Research‎ > ‎

Trust & Security

Security Applications of Trust


David DeAngelis and K. Suzanne Barber

The Laboratory for Intelligent Processes and Systems

The University of Texas at Austin

{dave, barber}


We propose using trust based techniques from the artificial intelligence community for security applications [1]. Most systems designed to enforce security are built with the intent to prevent one of a few fundamental security threats. These traditional security mechanisms are very effective for the most common threats, but they have several key weaknesses. The primary weakness of most security systems is a lack of online monitoring of a user’s behavior, where a user, or agent, may be a person or another application. Trust based security mechanisms offer continual online monitoring of system processes and can be tuned to recognize suspicious behavior. We view security not as a product, but as a process.  Trust is certainly not a suitable replacement for existing security mechanisms in many cases, but the strengths of trust directly complement those of conventional security.


Degree of trustworthiness serves as a decision criterion for governing the actions of a mobile agent. A trust model can be built by comparing the number of times a partner agent, or host, performs innocently versus maliciously. For example, trust has been assessed by measuring the number of positive and negative “experiences” an agent undergoes with the host. Agents can build models which identify malicious entities not only based on direct interaction with those entities, but also based on information from other agents. Both types of models are often more robust and easier to build because information can be sent to other agents even if the attacked agent is in the process of being killed. In recommendation based reputation building, the trusting agent forms a trust model of the host by asking other agents in the system about their interactions with the host. This method allows the trusting agent to form a reputation of the trustee without being exposed to the risk of direct cooperative interaction.


Some properties of trust can be used to maximize the security of a system. One such property is the continuous nature of trust. A behavior monitoring system for authenticated users based on trust is much more powerful for detecting intrusions than a simple human operator, because such an intrusion detection system could be used to filter all user activity, reporting only suspicious user behavior to a human operator. Graceful degradation is another property of trust modeling that can be harnessed to provide security.
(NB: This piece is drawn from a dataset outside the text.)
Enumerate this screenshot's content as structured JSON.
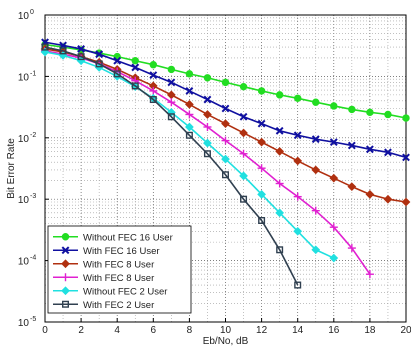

A fully distributed security system, such as one where security agents reside on each node in a network and alert the others to suspicious behavior, is capable of intrusion detection.


In a multi-agent system, a goal driven agent (human or software) is motivated to trust others when its resources are too limited to permit goal achievement in isolation. These goals may have multiple requirements (quality, completion timeliness, costs) influencing the reward received from goal achievement. To maximize the reward it receives from achieving a goal, an agent must consider the trustworthiness of potential partners relative to multiple dimensions accounting for multiple goal requirements (which determine rewards) and multiple partner constraints (which estimate partner behavior). This research endows agents with the ability to assert how much it should trust multiple facets of a potential partner’s behavior – the availability of the partner to deliver quality and on time solutions within cost – in the context of multiple goal requirements.


The concept of multi-dimensional trust is a flexible tool that can be used in any situation exhibiting goal driven behavior where the goal has multiple components. The experimental results presented in [2] show higher goal achievement when using the complete partner selection strategy over a single dimensional strategy in cases with multidimensional goal rewards. Another benefit is that using multi-dimensional trust models allows for the uninterrupted pursuit of rapidly changing goals. If a new goal is introduced to an agent system but the goal can be decomposed into the same basic elements as a previous goal, no new trust models need to be learned.


The value of trust modeling has been shown for intrusion detection scenarios [3]. A system of agents that is fully connected can share interaction experience to identify and avoid a malicious intruder, and degradation of the connectivity network has little impact on the algorithm effectiveness. Applying these trust based techniques with conventional security methods can be useful in developing systems with unprecedented security.



[1] DeAngelis, D.; and Barber K.S. 2006. Security Applications of Trust in Multi-Agent Systems. Masters Thesis, The University of Texas at Austin.

[2] Gujral, N.; DeAngelis, D.; Fullam, K.; and Barber, K.S. 2006. Modeling Multi-Dimensional Trust. In The Workshop on Trust in Agent Societies at The Fifth International Joint Conference on Autonomous Agents and Multiagent Systems, 35-41.

[3] DeAngelis, D.; Fullam, K.; and Barber, K.S. 2005. Effects of Communication Disruption in Mobile Agent Trust Assessments for Distributed Security. In The Workshop on Trust in Agent Societies at The Fourth International Joint Conference on Autonomous Agents and Multiagent Systems, 27-37.